Andrew se rió. Tras servirle a Spencer una generosa porción, y hacer lo propio consigo mismo, se sentaron los tres en la manta y disfrutaron del festín.
– Tiene razón, señor Stanton -dijo Spencer-. Es el manjar más delicioso que he probado en mi vida.
– Apuesto a que te cura todos los males.
– Todos -concedió Spencer.
– ¿Dónde ha aprendido a hacer esto? -preguntó Catherine, saboreando otra deliciosa cucharada.
– En Norteamérica. La familia dueña de los establos donde yo trabajaba solía servirlo a sus invitados. -Un fantasma de cierta emoción que Catherine no alcanzó a leer destelló en los ojos de Andrew-. Siempre que lo hacían, su hija me guardaba una ración. Un día le pregunté a la cocinera cómo se preparaba.
Una oleada sospechosamente semejante a los celos recorrió a Catherine al pensar en Andrew sentado en una manta con la hija de su jefe, disfrutando de una delicia helada que ella le había llevado.
– La joven que le llevaba el helado… ¿Cómo se llamaba? -preguntó Spencer, dando voz a la pregunta que Catherine no había tenido el valor de formular.
– Emily -dijo Andrew con voz queda y bajando los ojos al cuenco.
– ¿Era agradable?
– Mucho. -Andrew levantó la mirada y dedicó a Spencer una pequeña sonrisa que a Catherine le resultó más triste que feliz-. De hecho, me recuerdas mucho a ella, Spencer.
– ¿Que le recuerdo a una chica?
Andrew se rió entre dientes al ver su expresión horrorizada.
– No por el hecho de que fuera una chica, sino porque… se esforzaba por encontrar su lugar. No se sentía muy cómoda con la gente. De hecho, exceptuándome a mí, tenía muy pocos amigos.
El ceño de Spencer se frunció mientras ponderaba las palabras de Andrew. Luego preguntó:
– ¿Sigue siendo amigo de ella? ¿Se escriben todavía?
El dolor que veló los ojos de Andrew no dejó lugar a dudas.
– No. Murió.
– Oh. Lo siento.
– También yo.
– ¿Cuándo murió?
Andrew tragó saliva y dijo:
– Hará unos once años. Justo antes de que me fuera de Norteamérica. Apuesto a que estaría encantada de vernos disfrutar de este banquete. Y deseaba especialmente prepararlo de fresa porque sé que es el favorito de ambos. ¿Un poco más de helado?
– Yo sí, muchas gracias -dijo Spencer, tendiéndole el cuenco.

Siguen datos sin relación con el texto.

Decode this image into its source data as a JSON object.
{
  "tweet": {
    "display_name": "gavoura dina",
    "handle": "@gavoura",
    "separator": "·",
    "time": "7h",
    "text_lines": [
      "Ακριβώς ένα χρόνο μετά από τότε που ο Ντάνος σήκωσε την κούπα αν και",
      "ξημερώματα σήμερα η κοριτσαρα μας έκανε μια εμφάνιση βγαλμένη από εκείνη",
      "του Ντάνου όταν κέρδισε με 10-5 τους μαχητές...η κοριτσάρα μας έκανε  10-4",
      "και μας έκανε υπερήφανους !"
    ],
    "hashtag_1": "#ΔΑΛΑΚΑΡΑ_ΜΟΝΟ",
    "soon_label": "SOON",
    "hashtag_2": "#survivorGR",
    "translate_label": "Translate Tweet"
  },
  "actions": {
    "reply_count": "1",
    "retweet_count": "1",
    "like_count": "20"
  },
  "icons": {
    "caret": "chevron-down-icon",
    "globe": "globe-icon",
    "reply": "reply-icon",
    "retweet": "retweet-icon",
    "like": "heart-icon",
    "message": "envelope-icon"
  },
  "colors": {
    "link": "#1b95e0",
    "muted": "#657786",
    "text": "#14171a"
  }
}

El diestro cambio de tema no pasó desapercibido a Catherine, quien se preguntó si habría tras él algo más que simplemente la falta de ganas de hablar de un tema triste. El dolor que había embargado a Andrew al hablar de la tal Emily era palpable, y eso la había llenado de compasión por él. La conversación también había espoleado su curiosidad.
Entre muchos murmullos apreciativos, cada uno disfrutó de otro cuenco de helado mientras se reían de Sombra, que acababa de despertarse y mostraba un gran interés en lo que ocurría a su alrededor.
– Sólo queda helado para una ración más -dijo Andrew-. Dado que sé por experiencia que este es un manjar preferido por los mozos de establos, apuesto a que a Fritzborne le encantará.
– Yo se lo llevaré -se ofreció Spencer.
Mientras Catherine veía alejarse a su hijo hacia los establos al tiempo que el andar de Spencer formaba el familiar nudo de amor en su garganta, también se sintió aguda y dolorosamente consciente de que Andrew y ella estaban a solas.
Se volvió a mirarle y se quedó paralizada al ver la mirada seria e irresistible que asomaba a sus ojos oscuros.
– Te he echado de menos -dijo él con suavidad.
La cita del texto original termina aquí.